By Anthony J. Lockwood
Dear Desktop Engineering Reader:
Last December I told you about HSMXpress, a fully-functional 2D/2.5D CAM application for SolidWorks from HSMWorks that’ll cost you nothing. This is not an ad-riddled, dumbed-down, ready to drive you bats evaluation unit. This is the full enchilada that fetched $5k not so long ago — talk about putting your money where you mouth is.
The idea here is that these guys believe that HSMXpress is so good that you’ll then get yourself an evaluation unit of their high-end next-generation CAM system, HSMWorks. Frankly, I had my doubts about this notion. I had seen many a good piece of software languish because it was priced too low. People just doubt that low-cost is up to snuff, so no-cost-ware has an even tougher row to hoe no matter how good it really is. So, eight months later, I wondered how this initiative was going. Through e-mail I heard from Anthony Graves, marketing director at HSMWorks.

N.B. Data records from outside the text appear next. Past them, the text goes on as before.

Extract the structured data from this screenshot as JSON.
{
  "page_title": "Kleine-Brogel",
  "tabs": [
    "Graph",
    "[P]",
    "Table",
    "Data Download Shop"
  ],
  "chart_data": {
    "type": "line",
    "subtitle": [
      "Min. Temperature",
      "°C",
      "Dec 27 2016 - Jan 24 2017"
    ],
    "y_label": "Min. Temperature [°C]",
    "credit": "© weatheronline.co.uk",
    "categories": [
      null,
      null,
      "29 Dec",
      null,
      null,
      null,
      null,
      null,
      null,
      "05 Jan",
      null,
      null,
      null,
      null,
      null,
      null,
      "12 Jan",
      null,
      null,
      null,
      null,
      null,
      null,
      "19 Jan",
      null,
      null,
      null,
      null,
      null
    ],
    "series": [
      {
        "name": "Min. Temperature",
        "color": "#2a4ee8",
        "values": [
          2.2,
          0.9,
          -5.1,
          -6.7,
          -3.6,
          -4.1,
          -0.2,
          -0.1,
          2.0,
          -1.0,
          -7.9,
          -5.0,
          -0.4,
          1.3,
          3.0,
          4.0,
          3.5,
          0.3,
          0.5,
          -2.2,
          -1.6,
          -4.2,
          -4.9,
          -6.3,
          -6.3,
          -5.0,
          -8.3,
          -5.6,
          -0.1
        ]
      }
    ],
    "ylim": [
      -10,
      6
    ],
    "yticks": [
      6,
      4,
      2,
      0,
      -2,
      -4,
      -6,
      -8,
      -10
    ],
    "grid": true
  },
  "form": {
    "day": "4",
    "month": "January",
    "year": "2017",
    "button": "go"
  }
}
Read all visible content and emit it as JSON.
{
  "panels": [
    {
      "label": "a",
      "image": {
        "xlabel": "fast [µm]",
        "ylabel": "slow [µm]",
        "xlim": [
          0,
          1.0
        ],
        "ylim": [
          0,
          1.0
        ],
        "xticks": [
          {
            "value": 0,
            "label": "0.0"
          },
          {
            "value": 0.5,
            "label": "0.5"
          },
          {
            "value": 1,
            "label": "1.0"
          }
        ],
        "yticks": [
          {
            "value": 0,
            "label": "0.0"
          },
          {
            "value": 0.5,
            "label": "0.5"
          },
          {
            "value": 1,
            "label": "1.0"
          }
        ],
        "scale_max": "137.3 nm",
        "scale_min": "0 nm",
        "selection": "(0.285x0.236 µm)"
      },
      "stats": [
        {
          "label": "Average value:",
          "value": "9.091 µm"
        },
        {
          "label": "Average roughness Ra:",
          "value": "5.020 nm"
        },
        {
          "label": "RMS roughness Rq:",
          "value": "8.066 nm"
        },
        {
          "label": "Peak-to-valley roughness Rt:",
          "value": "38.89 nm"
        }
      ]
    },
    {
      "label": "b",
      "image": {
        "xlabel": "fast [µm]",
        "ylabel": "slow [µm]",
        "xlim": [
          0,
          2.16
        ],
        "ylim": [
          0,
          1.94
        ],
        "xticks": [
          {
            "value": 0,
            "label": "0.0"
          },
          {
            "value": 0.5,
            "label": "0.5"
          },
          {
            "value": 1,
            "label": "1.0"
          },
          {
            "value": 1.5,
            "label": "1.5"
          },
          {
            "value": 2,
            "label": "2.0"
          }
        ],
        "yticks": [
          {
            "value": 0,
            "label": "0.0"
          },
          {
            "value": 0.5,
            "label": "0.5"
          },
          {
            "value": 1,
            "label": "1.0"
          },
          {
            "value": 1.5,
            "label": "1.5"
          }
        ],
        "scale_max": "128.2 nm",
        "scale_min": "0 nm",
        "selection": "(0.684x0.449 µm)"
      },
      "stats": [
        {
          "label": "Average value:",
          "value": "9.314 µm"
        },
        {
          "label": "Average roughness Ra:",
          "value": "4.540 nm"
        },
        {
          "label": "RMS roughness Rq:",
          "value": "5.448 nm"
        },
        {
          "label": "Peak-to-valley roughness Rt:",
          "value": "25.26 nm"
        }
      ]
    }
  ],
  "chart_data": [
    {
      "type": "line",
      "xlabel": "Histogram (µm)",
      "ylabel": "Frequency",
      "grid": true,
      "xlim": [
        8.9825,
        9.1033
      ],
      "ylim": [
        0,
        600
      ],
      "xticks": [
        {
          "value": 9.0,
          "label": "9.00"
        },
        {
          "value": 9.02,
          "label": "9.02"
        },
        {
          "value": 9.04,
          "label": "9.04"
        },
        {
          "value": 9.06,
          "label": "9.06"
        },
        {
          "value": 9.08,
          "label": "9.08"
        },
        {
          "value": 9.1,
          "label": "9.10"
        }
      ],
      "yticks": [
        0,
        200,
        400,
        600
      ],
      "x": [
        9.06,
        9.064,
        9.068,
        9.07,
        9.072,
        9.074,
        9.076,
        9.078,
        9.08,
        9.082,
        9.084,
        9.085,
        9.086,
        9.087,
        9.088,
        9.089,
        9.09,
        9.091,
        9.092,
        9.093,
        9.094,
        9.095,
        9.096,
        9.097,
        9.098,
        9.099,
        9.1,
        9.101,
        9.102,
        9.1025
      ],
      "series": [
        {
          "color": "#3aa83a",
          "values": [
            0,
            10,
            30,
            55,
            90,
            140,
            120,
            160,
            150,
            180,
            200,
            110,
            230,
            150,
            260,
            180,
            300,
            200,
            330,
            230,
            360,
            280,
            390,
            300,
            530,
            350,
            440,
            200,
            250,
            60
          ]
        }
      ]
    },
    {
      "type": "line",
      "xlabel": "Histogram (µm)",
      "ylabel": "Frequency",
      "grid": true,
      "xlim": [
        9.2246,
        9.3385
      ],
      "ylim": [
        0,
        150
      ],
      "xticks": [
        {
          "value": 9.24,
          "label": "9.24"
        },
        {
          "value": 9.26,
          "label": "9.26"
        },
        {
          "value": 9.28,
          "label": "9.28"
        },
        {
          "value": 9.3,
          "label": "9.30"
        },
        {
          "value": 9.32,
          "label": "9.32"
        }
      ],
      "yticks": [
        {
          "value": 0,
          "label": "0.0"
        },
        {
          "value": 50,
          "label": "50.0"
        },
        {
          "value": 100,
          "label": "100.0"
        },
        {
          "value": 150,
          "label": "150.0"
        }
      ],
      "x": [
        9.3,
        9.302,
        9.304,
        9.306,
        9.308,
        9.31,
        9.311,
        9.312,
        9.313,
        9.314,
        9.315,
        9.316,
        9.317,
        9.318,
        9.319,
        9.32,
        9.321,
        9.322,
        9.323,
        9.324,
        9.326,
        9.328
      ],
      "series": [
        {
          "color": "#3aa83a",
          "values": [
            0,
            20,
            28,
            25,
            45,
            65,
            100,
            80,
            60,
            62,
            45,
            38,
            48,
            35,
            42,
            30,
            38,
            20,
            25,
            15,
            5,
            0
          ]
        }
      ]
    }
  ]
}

"Since last December, thousands of users have registered and downloaded HSMXpress,” Graves writes. He tells me that the downloaders come from all over the company size, experience, and global map: prototype departments at larger OEMs, medium-sized job shops, small design firms just now getting into CNC machining, veteran CNC programmers, serious hobbyists, and young shavers. I have no idea if Mohawk Engineer has a copy, but Graves tells me he gets e-mails daily from users who cannot believe that HSMXpress is complimentary, especially when they just heard of it after shelling out a pile of greenbacks for something with less capability.
And why not? HSMXpress has a compelling allure beyond being complimentary: it supports such standard 2.5D axis machining operations as drilling, facing, and pocketing. It offers advanced high-speed roughing, slot milling, and thread milling. It has solid simulation, graphical setup sheets, a post processor system with a set of standard posts for most common machines, and a CNC program editor with file compare, backplot, and serial communications. It supports form tools that you can wield inside SolidWorks using a sketch and revolve command to create a model of the tool.
I asked Graves about the challenges of releasing a no-cost product. He replied that "the biggest challenge is making people aware the product exists.”
I think I did that just now. If you’re a licensed user of SolidWorks 2010 or newer, hit the link over there, download HSMXpress for yourself, and take it for a ride down a toolpath or three. What can happen? You have absolutely nothing to lose and potentially a lot to gain.